Much, much thanks to @blazersedge for uploading the video of what happened tonight in the Suns/Celtics game between Channing Frye and Kevin Garnett.
Did you ever play fighting video games when you were growing up? When I first got into video games, back in the Super Nintendo/Sega days, my mom didn’t want me playing Mortal Kombat, so I only had the various titles in the Street Fighter series.
I was a master of Mario, but I was never very good at fighting games. I could hold my own against the computer on normal difficulty, but my friends who were the best at those games would generally beat me. Often, they’d whittle away half of my health repeatedly using the same move – Ryu or Ken’s grapple, or repeated jump kicks. When I finally got my hands on Mortal Kombat, the same thing would happen with Liu Kang’s high and low fireballs.
I usually didn’t take this well. “Cheap!” I’d cry. “You couldn’t beat me fairly so you have to use the same cheap move!” Gamers even coined a term for it – “cheese.”
The thing that I knew – and that I didn’t want to admit – was that if I could perfect the timing, I’d do the same thing. After all, it was within the rules that the game designers installed, and it was effective. It provided a competitive advantage…a lot like flopping.
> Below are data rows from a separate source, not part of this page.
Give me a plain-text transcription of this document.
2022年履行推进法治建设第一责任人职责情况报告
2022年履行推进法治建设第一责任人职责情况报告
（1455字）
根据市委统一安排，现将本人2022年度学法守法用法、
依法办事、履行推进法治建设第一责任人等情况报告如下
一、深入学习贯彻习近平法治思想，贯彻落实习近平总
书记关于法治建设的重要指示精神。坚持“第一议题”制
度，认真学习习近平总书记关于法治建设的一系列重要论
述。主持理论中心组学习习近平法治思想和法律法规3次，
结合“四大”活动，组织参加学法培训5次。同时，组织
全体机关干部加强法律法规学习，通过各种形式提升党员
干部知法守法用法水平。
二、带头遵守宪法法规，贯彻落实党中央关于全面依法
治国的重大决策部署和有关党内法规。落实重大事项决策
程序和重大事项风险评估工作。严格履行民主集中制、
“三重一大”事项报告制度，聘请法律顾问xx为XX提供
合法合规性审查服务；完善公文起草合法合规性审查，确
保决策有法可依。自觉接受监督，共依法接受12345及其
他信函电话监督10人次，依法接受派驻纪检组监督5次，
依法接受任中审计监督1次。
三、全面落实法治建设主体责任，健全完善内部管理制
How do fans react when one of their own players flops successfully? If they don’t gloat about his “craftiness”, they’ll at least sheepishly point out that yes, he flopped, but it worked so we’ll take it! Contrast that with some of the more vehement fans when their team is on the wrong side of a flop. They’ll scream bloody murder and belittle even the best of players (see: Thunder fans reaction to Paul flopping the other night, any team that plays Manu Ginobili).
What Vince Carter did tonight in drawing a charge against Marquis Daniels with just under 6 minutes left in the fourth quarter, flying practically into the row of cameramen? That was cheap. It’s within the rules, it’s effective, yet something seems off about it. As Suns fans, though, we’ll take it.
Imagine again that you’re playing your favorite old school fighting game. You’re winning. This time, instead of trying to block your onslaught or surrendering this round and moving on to the next, your friend unplugs your controller, smacks you in the crotch with it, and proceeds to win the match.
That’s dirty. It’s completely outside of the rules of the game. It goes against the Golden Rule – Do unto others as you’d have them do unto you, unless it comes to nut shots. And it’s akin to what Kevin Garnett did in intentionally hitting Channing Frye in the groin with just four minutes left in the game.
I’ve already heard it said tonight that “anyone who’s played ball on the playground knows what Garnett did happens.” So does calling your own fouls, on the playground. These are professional athletes who constantly remind us that they’re in a business. Garnett is one player who plays the game, seemingly, most for pride and his love of it. I respect him for that. But what he did tonight was dirty, not cheap.